The effects of adrenergic blockade on lipoproteins using the rat as an experimental model.

ABSTRACT

Adrenergic blocking drugs are known to have adverse effects on lipids and lipoproteins in man, although the mechanisms underlying these effects are unclear. In order to see whether the rat might be a suitable model to explore this issue, adrenergic blockers having differing properties with respect to receptor interaction were administered to rats orally over seven days, followed by measurement of plasma lipids and lipoproteins. Total plasma cholesterol was not significantly influenced by any of the drugs used, while triglycerides were reduced by 20% and 31% respectively with pindolol and prazosin.

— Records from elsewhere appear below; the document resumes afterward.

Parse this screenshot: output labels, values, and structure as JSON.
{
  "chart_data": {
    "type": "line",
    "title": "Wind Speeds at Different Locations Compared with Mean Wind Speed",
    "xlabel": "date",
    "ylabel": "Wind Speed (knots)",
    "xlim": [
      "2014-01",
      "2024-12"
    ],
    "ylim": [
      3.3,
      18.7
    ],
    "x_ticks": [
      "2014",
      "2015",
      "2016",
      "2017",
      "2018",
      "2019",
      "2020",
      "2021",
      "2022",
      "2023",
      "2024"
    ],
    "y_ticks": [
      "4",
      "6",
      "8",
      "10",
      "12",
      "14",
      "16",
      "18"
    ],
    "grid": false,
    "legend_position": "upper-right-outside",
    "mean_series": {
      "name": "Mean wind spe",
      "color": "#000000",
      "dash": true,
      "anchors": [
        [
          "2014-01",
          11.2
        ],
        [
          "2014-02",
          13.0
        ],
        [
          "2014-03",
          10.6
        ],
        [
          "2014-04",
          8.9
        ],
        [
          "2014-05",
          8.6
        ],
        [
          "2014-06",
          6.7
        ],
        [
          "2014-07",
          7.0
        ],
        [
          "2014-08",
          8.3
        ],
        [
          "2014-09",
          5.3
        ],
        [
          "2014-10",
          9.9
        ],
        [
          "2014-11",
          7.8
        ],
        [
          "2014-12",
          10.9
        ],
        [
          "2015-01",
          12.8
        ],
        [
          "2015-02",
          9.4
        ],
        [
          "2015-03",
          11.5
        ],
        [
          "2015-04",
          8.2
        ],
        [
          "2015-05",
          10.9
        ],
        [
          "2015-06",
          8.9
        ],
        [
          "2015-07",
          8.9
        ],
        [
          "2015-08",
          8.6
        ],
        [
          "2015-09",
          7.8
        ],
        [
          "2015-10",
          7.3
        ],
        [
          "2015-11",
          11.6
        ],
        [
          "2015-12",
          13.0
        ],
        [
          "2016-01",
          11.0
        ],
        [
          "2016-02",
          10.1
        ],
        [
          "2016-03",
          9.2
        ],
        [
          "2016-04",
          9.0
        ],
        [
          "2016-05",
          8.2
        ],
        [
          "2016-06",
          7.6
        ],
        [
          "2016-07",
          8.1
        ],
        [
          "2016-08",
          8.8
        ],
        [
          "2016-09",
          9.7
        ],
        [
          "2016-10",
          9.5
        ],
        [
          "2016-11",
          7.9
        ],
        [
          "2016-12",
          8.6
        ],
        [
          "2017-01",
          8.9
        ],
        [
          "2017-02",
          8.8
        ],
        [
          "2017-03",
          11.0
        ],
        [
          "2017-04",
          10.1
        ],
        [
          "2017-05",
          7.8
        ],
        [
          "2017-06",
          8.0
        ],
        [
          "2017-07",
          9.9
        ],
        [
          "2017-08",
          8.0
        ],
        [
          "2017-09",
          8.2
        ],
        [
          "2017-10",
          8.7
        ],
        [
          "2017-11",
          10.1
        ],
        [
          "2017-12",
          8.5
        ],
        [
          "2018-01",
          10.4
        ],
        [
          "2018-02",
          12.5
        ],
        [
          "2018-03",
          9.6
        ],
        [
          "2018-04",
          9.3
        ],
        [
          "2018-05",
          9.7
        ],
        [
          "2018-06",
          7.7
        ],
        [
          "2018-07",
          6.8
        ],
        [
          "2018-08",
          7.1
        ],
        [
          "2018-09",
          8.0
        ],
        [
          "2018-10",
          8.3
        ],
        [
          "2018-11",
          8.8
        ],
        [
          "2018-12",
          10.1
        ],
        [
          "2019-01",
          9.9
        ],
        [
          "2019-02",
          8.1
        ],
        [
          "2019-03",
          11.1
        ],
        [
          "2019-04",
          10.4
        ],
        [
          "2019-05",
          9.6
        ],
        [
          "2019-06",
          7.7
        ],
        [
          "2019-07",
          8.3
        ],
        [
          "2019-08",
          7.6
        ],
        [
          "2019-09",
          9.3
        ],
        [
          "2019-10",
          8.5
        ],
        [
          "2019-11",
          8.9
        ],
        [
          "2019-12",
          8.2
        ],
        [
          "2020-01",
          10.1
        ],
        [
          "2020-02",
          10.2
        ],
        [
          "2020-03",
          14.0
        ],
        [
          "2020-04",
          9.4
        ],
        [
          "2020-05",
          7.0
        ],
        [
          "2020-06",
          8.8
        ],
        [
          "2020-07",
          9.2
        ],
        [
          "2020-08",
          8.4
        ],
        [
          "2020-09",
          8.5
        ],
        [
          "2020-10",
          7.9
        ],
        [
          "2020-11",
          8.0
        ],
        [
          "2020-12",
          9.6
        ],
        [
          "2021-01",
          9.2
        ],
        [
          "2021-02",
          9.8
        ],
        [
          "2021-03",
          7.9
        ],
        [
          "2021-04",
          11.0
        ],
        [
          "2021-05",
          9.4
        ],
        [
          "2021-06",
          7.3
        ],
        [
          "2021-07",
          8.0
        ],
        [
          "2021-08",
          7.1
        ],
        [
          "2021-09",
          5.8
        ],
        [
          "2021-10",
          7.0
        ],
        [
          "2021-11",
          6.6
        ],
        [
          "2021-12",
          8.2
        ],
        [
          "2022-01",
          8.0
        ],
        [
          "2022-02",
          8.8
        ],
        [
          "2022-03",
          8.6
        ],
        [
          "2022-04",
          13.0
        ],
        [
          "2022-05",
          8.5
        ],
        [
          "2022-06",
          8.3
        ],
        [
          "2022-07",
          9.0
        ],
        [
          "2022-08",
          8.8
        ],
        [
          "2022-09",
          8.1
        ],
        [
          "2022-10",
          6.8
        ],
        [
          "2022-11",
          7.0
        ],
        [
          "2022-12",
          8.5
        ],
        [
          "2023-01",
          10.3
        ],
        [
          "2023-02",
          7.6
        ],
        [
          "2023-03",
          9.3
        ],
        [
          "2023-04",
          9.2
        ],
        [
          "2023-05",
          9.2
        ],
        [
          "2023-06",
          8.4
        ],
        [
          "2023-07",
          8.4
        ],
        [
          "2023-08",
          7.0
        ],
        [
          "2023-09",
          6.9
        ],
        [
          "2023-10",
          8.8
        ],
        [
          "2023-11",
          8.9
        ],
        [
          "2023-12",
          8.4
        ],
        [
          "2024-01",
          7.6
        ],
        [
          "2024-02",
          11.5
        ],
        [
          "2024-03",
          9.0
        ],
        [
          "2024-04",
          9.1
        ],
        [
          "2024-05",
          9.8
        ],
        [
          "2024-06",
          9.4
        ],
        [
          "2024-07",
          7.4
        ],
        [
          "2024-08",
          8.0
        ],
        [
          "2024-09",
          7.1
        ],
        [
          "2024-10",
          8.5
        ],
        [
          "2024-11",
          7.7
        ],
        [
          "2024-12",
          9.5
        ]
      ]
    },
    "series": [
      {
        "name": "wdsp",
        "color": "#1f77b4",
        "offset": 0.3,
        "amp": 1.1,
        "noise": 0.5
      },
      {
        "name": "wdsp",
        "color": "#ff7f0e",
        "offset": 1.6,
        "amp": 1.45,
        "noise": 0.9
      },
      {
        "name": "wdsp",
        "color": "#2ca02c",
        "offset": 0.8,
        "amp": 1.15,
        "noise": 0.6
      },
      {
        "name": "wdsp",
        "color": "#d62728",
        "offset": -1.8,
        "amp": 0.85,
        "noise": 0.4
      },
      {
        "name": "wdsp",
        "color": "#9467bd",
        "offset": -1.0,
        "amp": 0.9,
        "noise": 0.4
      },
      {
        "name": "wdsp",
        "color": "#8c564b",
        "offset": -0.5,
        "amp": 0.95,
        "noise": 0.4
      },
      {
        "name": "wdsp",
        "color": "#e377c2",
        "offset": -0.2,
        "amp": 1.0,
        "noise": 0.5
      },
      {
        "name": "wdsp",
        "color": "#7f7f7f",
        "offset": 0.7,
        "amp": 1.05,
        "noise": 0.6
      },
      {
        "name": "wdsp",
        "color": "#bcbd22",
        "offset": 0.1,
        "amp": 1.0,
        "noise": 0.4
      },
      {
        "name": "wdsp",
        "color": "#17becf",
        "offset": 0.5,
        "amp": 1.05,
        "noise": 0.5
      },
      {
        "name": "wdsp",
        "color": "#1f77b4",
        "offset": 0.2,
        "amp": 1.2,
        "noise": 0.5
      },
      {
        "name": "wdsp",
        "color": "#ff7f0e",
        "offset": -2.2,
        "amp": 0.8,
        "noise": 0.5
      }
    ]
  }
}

With respect to changes in HDL cholesterol, it was found that (a) HDL cholesterol was significantly reduced by 8% during combined beta 1, beta 2 blockade with propranolol; (b) HDL cholesterol was not significantly changed during selective beta 1 blockade using atenolol, or during combined beta 1, beta 2 blockade and partial beta 2 stimulation using pindolol; and (c) HDL cholesterol was significantly increased during combined beta 1 blockade and beta 2 stimulation using celiprolol by 12%, or during alpha 1 blockade with prazosin by 8%. It appears that beta 2 receptor exposure or stimulation may be one of the key points in the interaction between adrenergic blockade and lipoprotein metabolism.